Phillip is currently focusing on a multi-year project to create a “progressive media alliance,” which aims to build the technology capacity of independent publications in Canada. Most recently, he has been working with a range of progressive magazines, including Grist, This Magazine, Mother Jones, and New Internationalist. Some of Phillip's other clients include: Amnesty International, the Council of Canadians, and Greenpeace.
Madeline Stanionis
Madeline Stanionis is the president and creative director of Donordigital. She joined Donordigital in 2000, but has been raising money, organizing, and communicating for organizations and causes for 20 years, not counting her second-grade campaign for George McGovern. She served as director of individual giving at Health Access, a statewide health advocacy organization in California, and as public information officer for the Alameda County Health Department (Berkeley, Oakland). Madeline was the founding executive director of Access to Software for All People (ASAP), a youth-run Web development business run as a non-profit social enterprise.

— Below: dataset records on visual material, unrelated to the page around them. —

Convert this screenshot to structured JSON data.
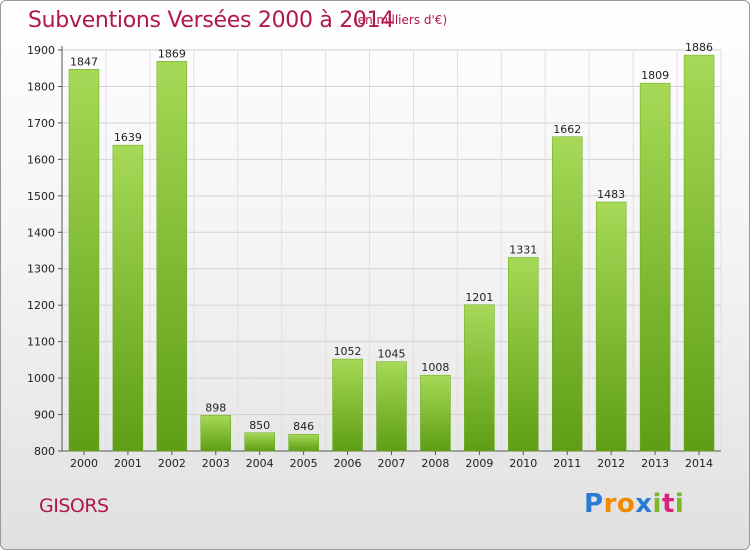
{
  "chart_data": {
    "type": "bar",
    "title": "Subventions Versées 2000 à 2014",
    "subtitle": "(en milliers d'€)",
    "categories": [
      "2000",
      "2001",
      "2002",
      "2003",
      "2004",
      "2005",
      "2006",
      "2007",
      "2008",
      "2009",
      "2010",
      "2011",
      "2012",
      "2013",
      "2014"
    ],
    "values": [
      1847,
      1639,
      1869,
      898,
      850,
      846,
      1052,
      1045,
      1008,
      1201,
      1331,
      1662,
      1483,
      1809,
      1886
    ],
    "ylim": [
      800,
      1900
    ],
    "yticks": [
      800,
      900,
      1000,
      1100,
      1200,
      1300,
      1400,
      1500,
      1600,
      1700,
      1800,
      1900
    ],
    "grid": true,
    "bar_color": "#7fbf2a"
  },
  "commune": "GISORS",
  "logo": {
    "text": "Proxiti",
    "letters": [
      {
        "ch": "P",
        "color": "#2b7bd6"
      },
      {
        "ch": "r",
        "color": "#f08a00"
      },
      {
        "ch": "o",
        "color": "#f08a00"
      },
      {
        "ch": "x",
        "color": "#2b7bd6"
      },
      {
        "ch": "i",
        "color": "#7ab829"
      },
      {
        "ch": "t",
        "color": "#d8237a"
      },
      {
        "ch": "i",
        "color": "#7ab829"
      }
    ]
  }
}
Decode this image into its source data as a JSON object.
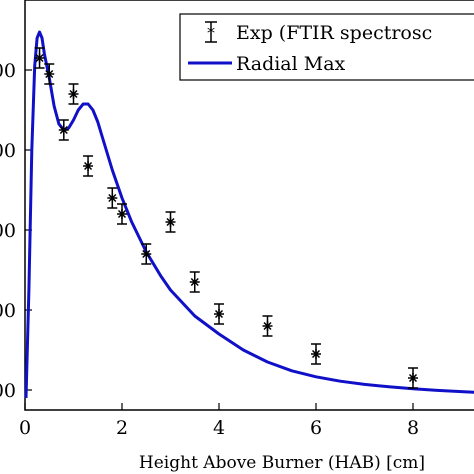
{
  "chart_data": {
    "type": "line",
    "xlabel": "Height Above Burner (HAB) [cm]",
    "ylabel": "",
    "xlim": [
      0,
      9.5
    ],
    "ylim": [
      0,
      1.0
    ],
    "x_ticks": [
      0,
      2,
      4,
      6,
      8
    ],
    "y_tick_labels": [
      "00",
      "00",
      "00",
      "00",
      "00"
    ],
    "y_ticks": [
      0.05,
      0.25,
      0.45,
      0.65,
      0.85
    ],
    "grid": false,
    "legend_position": "top-right",
    "series": [
      {
        "name": "Exp (FTIR spectrosc",
        "kind": "errorbar",
        "color": "#000000",
        "marker": "asterisk",
        "points": [
          {
            "x": 0.3,
            "y": 0.88,
            "err": 0.025
          },
          {
            "x": 0.5,
            "y": 0.84,
            "err": 0.025
          },
          {
            "x": 0.8,
            "y": 0.7,
            "err": 0.025
          },
          {
            "x": 1.0,
            "y": 0.79,
            "err": 0.025
          },
          {
            "x": 1.3,
            "y": 0.61,
            "err": 0.025
          },
          {
            "x": 1.8,
            "y": 0.53,
            "err": 0.025
          },
          {
            "x": 2.0,
            "y": 0.49,
            "err": 0.025
          },
          {
            "x": 2.5,
            "y": 0.39,
            "err": 0.025
          },
          {
            "x": 3.0,
            "y": 0.47,
            "err": 0.025
          },
          {
            "x": 3.5,
            "y": 0.32,
            "err": 0.025
          },
          {
            "x": 4.0,
            "y": 0.24,
            "err": 0.025
          },
          {
            "x": 5.0,
            "y": 0.21,
            "err": 0.025
          },
          {
            "x": 6.0,
            "y": 0.14,
            "err": 0.025
          },
          {
            "x": 8.0,
            "y": 0.08,
            "err": 0.025
          }
        ]
      },
      {
        "name": "Radial Max",
        "kind": "line",
        "color": "#1010c8",
        "points": [
          [
            0.02,
            0.03
          ],
          [
            0.08,
            0.3
          ],
          [
            0.14,
            0.65
          ],
          [
            0.2,
            0.86
          ],
          [
            0.25,
            0.93
          ],
          [
            0.3,
            0.945
          ],
          [
            0.35,
            0.93
          ],
          [
            0.4,
            0.89
          ],
          [
            0.5,
            0.83
          ],
          [
            0.6,
            0.76
          ],
          [
            0.7,
            0.715
          ],
          [
            0.8,
            0.7
          ],
          [
            0.9,
            0.705
          ],
          [
            1.0,
            0.725
          ],
          [
            1.1,
            0.75
          ],
          [
            1.2,
            0.765
          ],
          [
            1.3,
            0.765
          ],
          [
            1.4,
            0.75
          ],
          [
            1.5,
            0.72
          ],
          [
            1.6,
            0.68
          ],
          [
            1.8,
            0.6
          ],
          [
            2.0,
            0.53
          ],
          [
            2.2,
            0.47
          ],
          [
            2.5,
            0.395
          ],
          [
            2.8,
            0.335
          ],
          [
            3.0,
            0.3
          ],
          [
            3.5,
            0.235
          ],
          [
            4.0,
            0.19
          ],
          [
            4.5,
            0.15
          ],
          [
            5.0,
            0.12
          ],
          [
            5.5,
            0.098
          ],
          [
            6.0,
            0.083
          ],
          [
            6.5,
            0.072
          ],
          [
            7.0,
            0.064
          ],
          [
            7.5,
            0.058
          ],
          [
            8.0,
            0.053
          ],
          [
            8.5,
            0.049
          ],
          [
            9.0,
            0.046
          ],
          [
            9.5,
            0.043
          ]
        ]
      }
    ]
  }
}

Madeline is a frequent speaker and writer in fundraising, advocacy, and technology conferences and publications across the country. She is a trainer and adviser to the New Organizing Institute, and is the author of The Mercifully Brief, Real World Guide to Raising Thousands (If Not Tens of Thousands) of Dollars with E-mail, published by Emerson and Church. You can get your copy here.
Madeline holds a Masters of Social Work from San Francisco State University. She lives in Berkeley with her husband, Scott Connolly, and two rescued greyhounds, Daisy and Ajax.
Sarah Pullman
Sarah was raised in the suburbs of Alberta, where she was offered precious little opportunity to develop a social or environmental consciousness. Somehow, despite this, the roots of one took hold, and grew to shape her adult life. She spent several years working in the not-for-profit sector in Victoria and Vancouver, most recently as the Operations Coordinator for the Hollyhock Leadership Institute in Vancouver. It was in that role that she discovered her interest in online tools for communications and social change – and also her deep love of Hollyhock.
In December 2004 she quit to explore her other passion of yoga for a while, but life led her back to the online world. She currently lives in Vancouver, where she is the Community Manager for the DeSmogBlog, serves as a new board member of the Vancouver Community Network, thinks a lot about the internet and social change, and teaches Yoga for Geeks. This is the third year that Sarah has coordinated Web of Change and she seriously digs the community that has grown around the event.